Ser Alta Comissária era muito diferente de seu trabalho anterior como juíza. “Você sabe, nós julgávamos, sentenciávamos as pessoas. Mas para ser uma Alta Comissária, você tem que ser uma defensora, encontrar o argumento e a abordagem corretos e oferecer ajuda para conseguir o avanço da proteção dos direitos humanos”, diz.

“Estrutura errada”

Como Alta Comissária, o que ela mais gostava era “quando a mensagem era transmitida”. Mas também havia coisas que ela detestava no cargo. “Acho que é uma estrutura errada ter uma pessoa sentada no topo da pirâmide e todo mundo quer ver essa pessoa, sejam ministros de vários países, a equipe, a sociedade civil”, diz Pillay. “E isso se tornou simplesmente esmagador. Eu estava fazendo reuniões a cada 15 minutos, e isso até consumia meu horário de almoço.”
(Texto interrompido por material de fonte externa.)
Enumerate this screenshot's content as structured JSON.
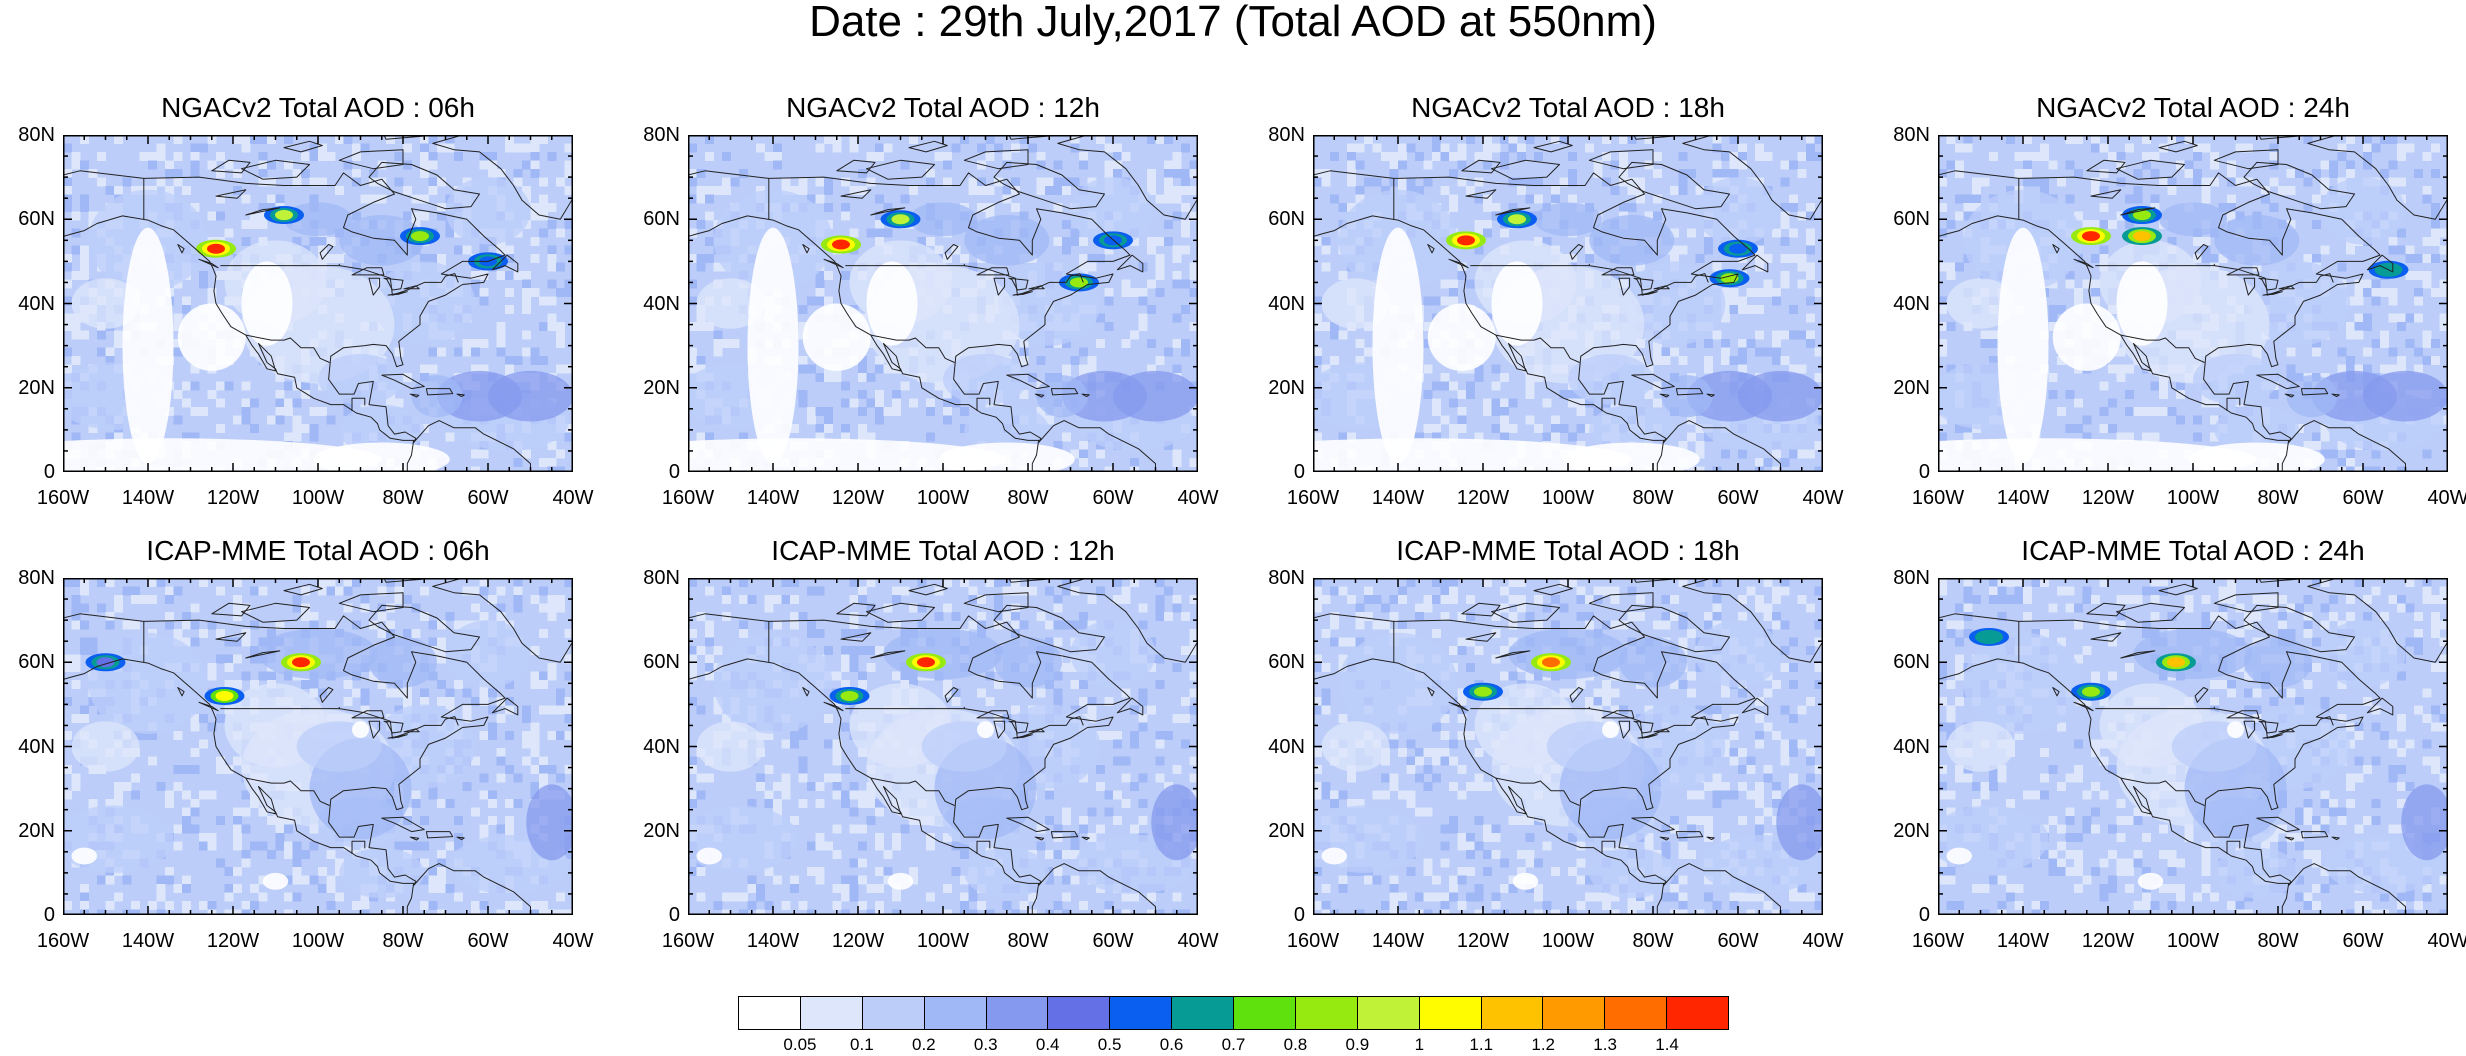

Como advogada e juíza, ela desfrutou de independência e “tempo para pensar”, e “não estava lotada o tempo todo”. Antes de assumir o cargo de Alta Comissária, ela diz que conversou com sua antecessora, Louise Arbour, que também disse que a falta de tempo era sua principal preocupação “e eu disse a ela que controlaria minha própria agenda”. Mas, uma vez no cargo, Pillay diz que “falhou irremediavelmente” em fazer isso.

Aos 81 anos, Navanethem Pillay ainda é ativa em relação aos direitos humanos. Atualmente, ela preside a Comissão Independente de Inquérito sobre o Território Palestino Ocupado, criada pelo Conselho de Direitos Humanos da ONU, com sede em Genebra, em 2021.